Non, on vit dans des pays où la loi est la loi et où la loi religieuse vient très loin derrière. Donc, il n’y a rien à faire, ces salopards, il faut les foutre en taule, les présenter à la justice et qu’ils payent à la société d’une façon ou d’une autre le mal qu’ils ont fait puisqu’on sait que les enfants qui ont été abusés par qui que ce soit ne s’en remettent jamais et que ces gens qui font la morale à tout le monde ont bousillé des milliers de vies à travers la planète. Les scandales sont généraux en Irlande, au Portugal, en Italie, aux Etats-Unis, en France à Lyon et dans d’autres villes. Et il faut bien penser à tous les endroits où on ne le sait pas."

La déforestation
La déforestation © Geluck Casterman 2018

La déforestation

"Voilà typiquement un dessin dans lequel je donne un rôle important au lecteur. À lui de l’interpréter. J’aime bien les dessins dans lesquels tout ne se passe pas dans le temps du dessin. Ici, on pense à l’instant d’avant, quand on a commencé à déboiser ces collines, et à celui d’après: est-ce qu’on va replanter ou construire des terrains de foot comme on le fait en Amazonie? Cet arbre qui cache la forêt, c’est tout ce qu’on n’a pas vu et qu’on aurait dû voir. Et là, il est un peu trop tard.

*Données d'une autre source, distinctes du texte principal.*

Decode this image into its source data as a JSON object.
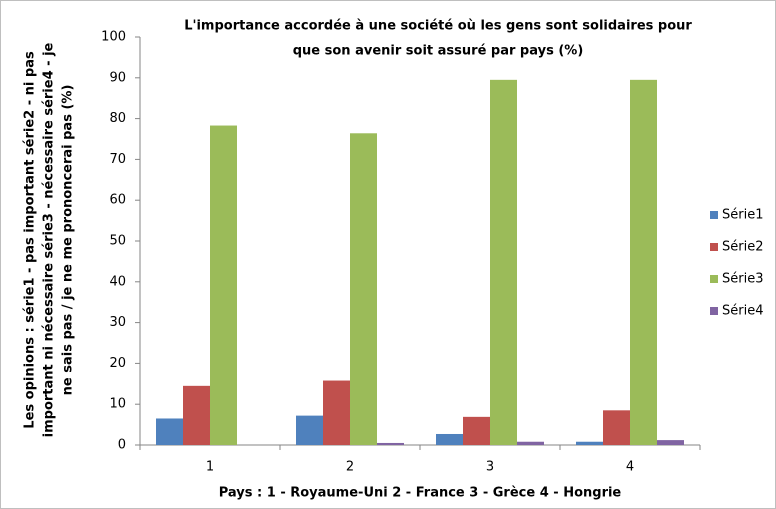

Cela fait 35 ans que je pense à rendre intemporels mes dessins. Ce n’était pas simple, car c’est rassurant de pouvoir s’appuyer sur des faits d’actualités, parce qu’on a un sujet autour duquel on peut tourner en essayant de trouver un angle humoristique. Le dessin intemporel, il faut le pondre de rien du tout - ou alors raccrocher du temporel à de l’intemporel. Le déboisement, la nature en péril, est une chose qui hélas est pérenne. Les dessins sur Trump et Johnny, forcément, dans 50 ans, ne vont plus parler à mes lecteurs."

Trump par Geluck
Trump par Geluck © Geluck Casterman 2018

Donald Trump

"Je fais un dessin vulgos sur un personnage qui l’est encore plus. Mon rôle est d’aller au-delà de la connerie de Trump. Là, il chie sur la planète, mais c’est vraiment ce que j’ai ressenti quand il a quitté les accords sur le climat et raye d’un trait de plume les plutôt bonnes choses mises en place par Obama. Ce n’est pas le dessin le plus subtil, mais ce n’est pas non plus la décision la plus subtile et mon dessin est à l’image de lui: c’est-à-dire une tête de cul, qui montre ses fesses et chie sur la planète en sifflotant. C’est un dessin militant. Je n’en fais pas beaucoup. J’essaye toujours de conserver ce mystère: ‘Qu’est-ce que je pense vraiment?’ Ici, je le dis noir sur globe. Je pense que c’est un malfaiteur de l’humanité."

Johnny par Geluck
Johnny par Geluck © Geluck Casterman 2018

Johnny Hallyday

"Je suis un petit peu heurté - un petit peu est un euphémisme - par ces hommages nationaux rendus en quelques mois à deux grands fraudeurs fiscaux: Aznavour et Johnny. Je trouve ça indécent de la part d’un pays qui devrait se battre contre l’évasion fiscale de déposer un drapeau tricolore sur le cercueil de gens qui ont volé le peuple français. Ce sont deux grands artistes, mais de quel droit on vole le contribuable? Si on arrivait à juguler la fraude fiscale en Europe, il n’y aurait plus de dette et tout le monde aurait un emploi, payé correctement. Johnny, l’homme, me touchait. Je l’ai rencontré plusieurs fois. Il est craquant. Il paraît qu’il se faisait offrir Le Chat chaque année pour Noël. Il était un grand fan. Il a toujours été adorable avec moi. L’homme était formidable, l’artiste éblouissant. C’est juste le contribuable qui m’énerve un petit peu."

Geluck pète les plombs, Casterman, 144 pages, 20 euros / Le Chat pète le feu, Casterman, 48 pages, 11,95 euros.